Plusieurs milliers de Tchadiens ont manifesté dans la ville d’Abéché pour exiger le départ des soldats français du pays, en soutien à la décision prise par N’Djamena de mettre fin à la coopération militaire avec la France, emboitant ainsi le pas au Mali, au Burkina Faso et au Niger.
Après le départ des troupes françaises des pays du Sahel, il ne reste plus qu’un millier de soldats français au Tchad, où la France concentre actuellement ses opérations dans la région.
Jeudi 28 novembre, quelques heures à peine après la visite au Tchad du ministre français des Affaires étrangères Jean-Noël Barrot, son homologue Abderaman Koulamallah a publié un communiqué pour indiquer la « fin de la coopération en matière de défense, signée avec la République française ».

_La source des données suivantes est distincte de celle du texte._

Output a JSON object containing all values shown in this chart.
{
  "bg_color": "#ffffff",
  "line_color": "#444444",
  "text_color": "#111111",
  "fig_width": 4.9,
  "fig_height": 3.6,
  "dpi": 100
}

Les manifestants qui ont défilé dans la troisième ville la plus peuplée du Tchad après N’Djaména, la capitale, et Moundou, ont scandé : « Tchad libre, France dégage ! », tandis que d’autres portaient des drapeaux tchadiens et des pancartes en faveur de départ des Français, constate-on dans les images postées sur les réseaux sociaux.
Selon le site « Tchad Info », cette marche a été organisée par le Maire de la région d’Abéché, Mahamat Saleh Ahmat Adam et encouragée par le Gouverneur Bachar Ali Souleymane, et symbolise « un tournant pour la souveraineté du Tchad ».
« C’est un moment historique pour notre pays, et la population d’Abéché montre par sa présence massive son soutien à cette décision cruciale“, a déclaré le Maire, soulignant l’importance de l’unité nationale dans ce contexte de changement, d’après le site « Tchad Info ».
Cela intervient alors que le gouvernement a mis en place une commission chargée de la mise en œuvre de la dénonciation de l’accord de coopération militaire franco-tchadien.
Cette Commission est composée de 21 membres dotés de plusieurs missions qui se déclinent en quatre axes.
Premièrement, « il s’agit de notifier officiellement la dénonciation de l’Accord de la Convention auprès des autorités françaises par voie diplomatique afin de garantir la transparence et le respect des protocoles internationaux ».
Deuxièmement, « il est question d’élaborer un plan de travail qui prévoit la cessation des obligations prévues par la Convention en veillant à ce que cette transition se fasse dans les conditions meilleures que possible ».
Troisièmement, « en termes de gestion des aspects juridiques, sécuritaires et logistiques, la commission doit identifier et gérer tout ce qui y est lié, afin d’assurer que le Tchad soit pleinement préparé et évité toute controverse ».
Enfin, « relativement avec les partenaires français, la Commission a la responsabilité de coordonner avec les autorités françaises pour garantir méthodiquement le respect des engagements bilatéraux préservant les relations futures sur les bases saines et équilibrées ».